The Truth Will Always Be Exposed Eventually – Even Israel’s Ugly Truth
The reason BDS will continue to grow and garner international support and solidarity however is the truth refuses to stay hidden forever despite the best efforts of those with a vested interest in preventing it being discovered. BDS is not based on anti-Semitism it is based on human concern for atrocious, vile and continued human rights abuses. The world cannot continue to turn a blind eye and fail to act in the face of continued violations of the human rights of Palestine’s citizens.
Almost exactly three years ago in May 2017 the United Nations Special Rapporteur on the situation of human rights in the Palestinian territories occupied since 1967, Michael Lynk, expressed his deep concern about the deteriorating human rights situation in the Occupied Palestinian Territories, on the eve of the 50th year of the Israeli occupation.
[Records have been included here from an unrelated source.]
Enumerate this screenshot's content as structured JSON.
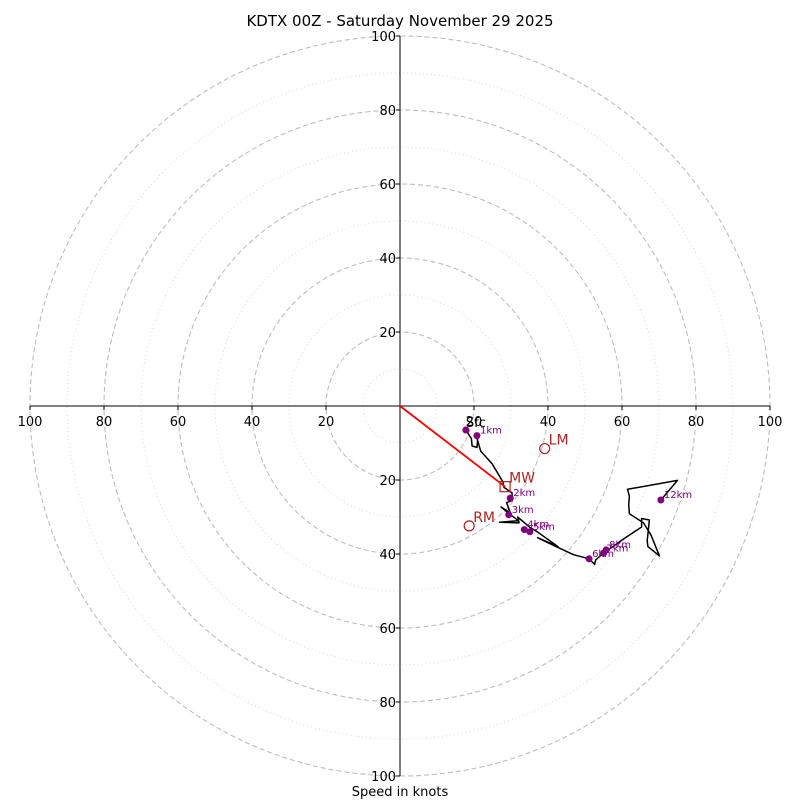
{
  "chart_data": {
    "type": "hodograph",
    "title": "KDTX 00Z - Saturday November 29 2025",
    "xlabel": "Speed in knots",
    "xlim": [
      -100,
      100
    ],
    "ylim": [
      -100,
      100
    ],
    "major_rings": [
      20,
      40,
      60,
      80,
      100
    ],
    "minor_rings": [
      10,
      30,
      50,
      70,
      90
    ],
    "tick_values": [
      20,
      40,
      60,
      80,
      100
    ],
    "tick_labels": [
      "20",
      "40",
      "60",
      "80",
      "100"
    ],
    "hodograph_trace": {
      "color": "#000000",
      "points": [
        [
          17.8,
          -6.5
        ],
        [
          19.3,
          -8.8
        ],
        [
          19.5,
          -10.8
        ],
        [
          20.8,
          -11.2
        ],
        [
          21.0,
          -9.0
        ],
        [
          20.6,
          -8.0
        ],
        [
          21.8,
          -12.2
        ],
        [
          23.7,
          -14.3
        ],
        [
          24.9,
          -15.6
        ],
        [
          27.8,
          -20.5
        ],
        [
          28.1,
          -22.0
        ],
        [
          30.3,
          -23.5
        ],
        [
          30.3,
          -25.6
        ],
        [
          28.8,
          -26.1
        ],
        [
          29.8,
          -28.9
        ],
        [
          27.3,
          -27.3
        ],
        [
          29.9,
          -29.4
        ],
        [
          32.0,
          -31.0
        ],
        [
          26.9,
          -31.4
        ],
        [
          32.2,
          -31.6
        ],
        [
          31.8,
          -30.0
        ],
        [
          35.1,
          -32.8
        ],
        [
          37.1,
          -34.0
        ],
        [
          42.7,
          -38.0
        ],
        [
          37.2,
          -35.6
        ],
        [
          41.8,
          -37.8
        ],
        [
          46.9,
          -40.2
        ],
        [
          51.1,
          -41.3
        ],
        [
          52.6,
          -42.8
        ],
        [
          52.9,
          -41.6
        ],
        [
          54.9,
          -39.8
        ],
        [
          56.8,
          -38.5
        ],
        [
          60.6,
          -35.8
        ],
        [
          65.3,
          -32.7
        ],
        [
          65.3,
          -30.4
        ],
        [
          67.4,
          -30.8
        ],
        [
          66.8,
          -36.4
        ],
        [
          67.0,
          -38.0
        ],
        [
          70.1,
          -40.5
        ],
        [
          67.8,
          -34.8
        ],
        [
          65.8,
          -31.6
        ],
        [
          62.0,
          -29.1
        ],
        [
          61.8,
          -26.6
        ],
        [
          62.0,
          -24.4
        ],
        [
          61.5,
          -22.5
        ],
        [
          75.0,
          -20.1
        ],
        [
          70.5,
          -25.4
        ]
      ]
    },
    "height_markers": [
      {
        "label": "1km",
        "u": 20.8,
        "v": -8.0
      },
      {
        "label": "2km",
        "u": 29.8,
        "v": -24.9
      },
      {
        "label": "3km",
        "u": 29.4,
        "v": -29.4
      },
      {
        "label": "4km",
        "u": 33.6,
        "v": -33.4
      },
      {
        "label": "5km",
        "u": 35.1,
        "v": -34.0
      },
      {
        "label": "6km",
        "u": 51.1,
        "v": -41.3
      },
      {
        "label": "7km",
        "u": 55.0,
        "v": -39.8
      },
      {
        "label": "8km",
        "u": 55.7,
        "v": -38.9
      },
      {
        "label": "12km",
        "u": 70.5,
        "v": -25.4
      }
    ],
    "surface_marker": {
      "label": "Sfc",
      "u": 17.8,
      "v": -6.5
    },
    "storm_motion": [
      {
        "label": "LM",
        "u": 39.1,
        "v": -11.5
      },
      {
        "label": "MW",
        "u": 28.4,
        "v": -21.8
      },
      {
        "label": "RM",
        "u": 18.7,
        "v": -32.4
      }
    ],
    "shear_vector": {
      "color": "#ff0000",
      "from": [
        0,
        0
      ],
      "to": [
        28.4,
        -21.8
      ]
    },
    "colors": {
      "axis": "#000000",
      "major_ring": "#bdbdbd",
      "minor_ring": "#d9d9d9",
      "marker": "#800080",
      "motion": "#b22222",
      "shear": "#ff0000"
    }
  }
}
“Occupations are inherently temporary and short-term under international law, yet this occupation – after 5 decades – has no end in sight. Indeed, it is deeply entrenched, and Israel, the occupying power, shows many signs of wanting to make it permanent,”
“The systemic human rights violations that accompany this occupation – collective punishment, confiscation of property, excessive use of force and unlawful killings, lack of freedom of movement and steady settlement expansion, among others – are intensifying an already perilous situation”.
The UN human rights office in February released a list of 112 companies it said are complicit in violating Palestinian human rights by operating in Israeli settlements in the occupied West Bank .
It is not anti-Semitic to support BDS and call for the state of Israel to be boycotted and isolated, but it is anti-Semitic to suggest or assume that ordinary Jews in Israel support these inhumane apartheid practices being implemented in their name.
Supporting the right of Palestine to exist as a viable sovereign state and expressing outrage at the continued denial of human rights and basic freedoms to the Palestinian people does not make you anti-Semitic in any way, shape or form. It merely confirms your humanity and capacity for human solidarity with fellow human beings.